In my column last week, I explained why your net worth is so important — and showed you how to calculate and evaluate it using the example of Hannah, a college grad with a good job, living in a Seattle apartment she owns.
This week, I want to give you a more complex example. I’ll tell you about a friend of mine who earns a ton of money, has decent net worth, but who has left herself quite vulnerable.
Kate is 37, lives in New York City, works in fashion and makes $250K a year. Sounds nice, right? She lives in her $1.2M apartment (sweet) and takes luxury vacations at least twice a year. She owns a Prius that she keeps in a garage during the week and drives upstate for weekends away with her fiancé.
Okay, so far she sounds pretty killer: a self-made woman. But let’s break down what she owns and what she owes.
First, she only put down the minimum on her $1.2M apartment with a mortgage that is around $6K a month. Her job requires that she always dress the part, so her clothing, shoe, and accessory budget is $1.5K a month. While that may seem absurd to you, it's practically a job requirement when you're earning multi-six figures in the fashion industry.
While she has no student loans, she has $40K in credit card debt — from those vacations — just sitting on her cards at 16 percent interest.

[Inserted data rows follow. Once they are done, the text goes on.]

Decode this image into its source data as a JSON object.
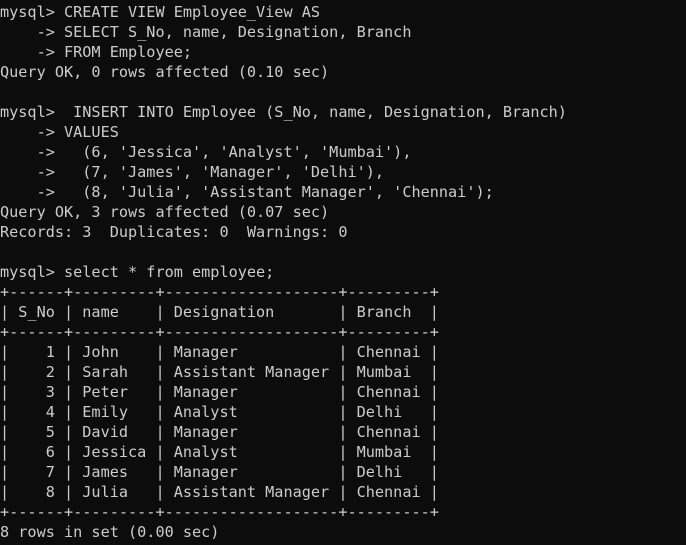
{
  "terminal": {
    "lines": [
      "mysql> CREATE VIEW Employee_View AS",
      "    -> SELECT S_No, name, Designation, Branch",
      "    -> FROM Employee;",
      "Query OK, 0 rows affected (0.10 sec)",
      "",
      "mysql>  INSERT INTO Employee (S_No, name, Designation, Branch)",
      "    -> VALUES",
      "    ->   (6, 'Jessica', 'Analyst', 'Mumbai'),",
      "    ->   (7, 'James', 'Manager', 'Delhi'),",
      "    ->   (8, 'Julia', 'Assistant Manager', 'Chennai');",
      "Query OK, 3 rows affected (0.07 sec)",
      "Records: 3  Duplicates: 0  Warnings: 0",
      "",
      "mysql> select * from employee;",
      "+------+---------+-------------------+---------+",
      "| S_No | name    | Designation       | Branch  |",
      "+------+---------+-------------------+---------+",
      "|    1 | John    | Manager           | Chennai |",
      "|    2 | Sarah   | Assistant Manager | Mumbai  |",
      "|    3 | Peter   | Manager           | Chennai |",
      "|    4 | Emily   | Analyst           | Delhi   |",
      "|    5 | David   | Manager           | Chennai |",
      "|    6 | Jessica | Analyst           | Mumbai  |",
      "|    7 | James   | Manager           | Delhi   |",
      "|    8 | Julia   | Assistant Manager | Chennai |",
      "+------+---------+-------------------+---------+",
      "8 rows in set (0.00 sec)"
    ]
  }
}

The car costs her $300 a month plus parking, and then there’s her lifestyle, which includes fancy work events and checking out new hot restaurants, bars and destination spots to the tune of $5K a month.
She has very little savings — about $3K in her emergency savings account — which is not even one month’s worth of expenses saved, and $50K in her retirement savings.
So! Given this mess of numbers, what exactly is her net worth? And, what’s working for her?
Here’s how Kate’s numbers break down:
Residence current resale value: $1.5M
401(k) : $50K
Car resale value: $28K
Emergency fund: $3K
Credit cards: $40K
Car loan: $18K
Total Net Worth:
$1,581,000 – $1,018,000 = $563K
Kate has a phenomenal income and an enviable apartment and career, and net worth that’s appropriate for her age. But she’s left herself very vulnerable. How?
All of her income goes into supporting her lifestyle and her residence. And, her retirement safety net essentially is her real estate (her 401(k) is small). If the housing market drops, her nest egg could be destroyed. (It’s New York, so that’s unlikely, but like I said, it’s risky because she’s undiversified.)
True, the value of her apartment, her main root, is likely to appreciate in New York. But, it also costs $1K+ a month in co-op fees and maintenance. Given her credit card debt, her wings aren’t great. Having strong wings means the ability to access cash when you need it — a robust savings account (otherwise known as liquidity). She doesn’t have that either.
Amazing but true: even though she lives in a million-dollar apartment and has a big income, she doesn’t have liquidity and she doesn’t have stability. So while her net worth looks pretty good on paper, her roots and wings are not strong.
She could lose her job and spend three months finding the next one. In that time, her credit card debt would likely double and her savings would disappear completely. She might even have to sell her apartment, incurring large moving costs. Kate would still look great — but her financial situation wouldn’t be pretty.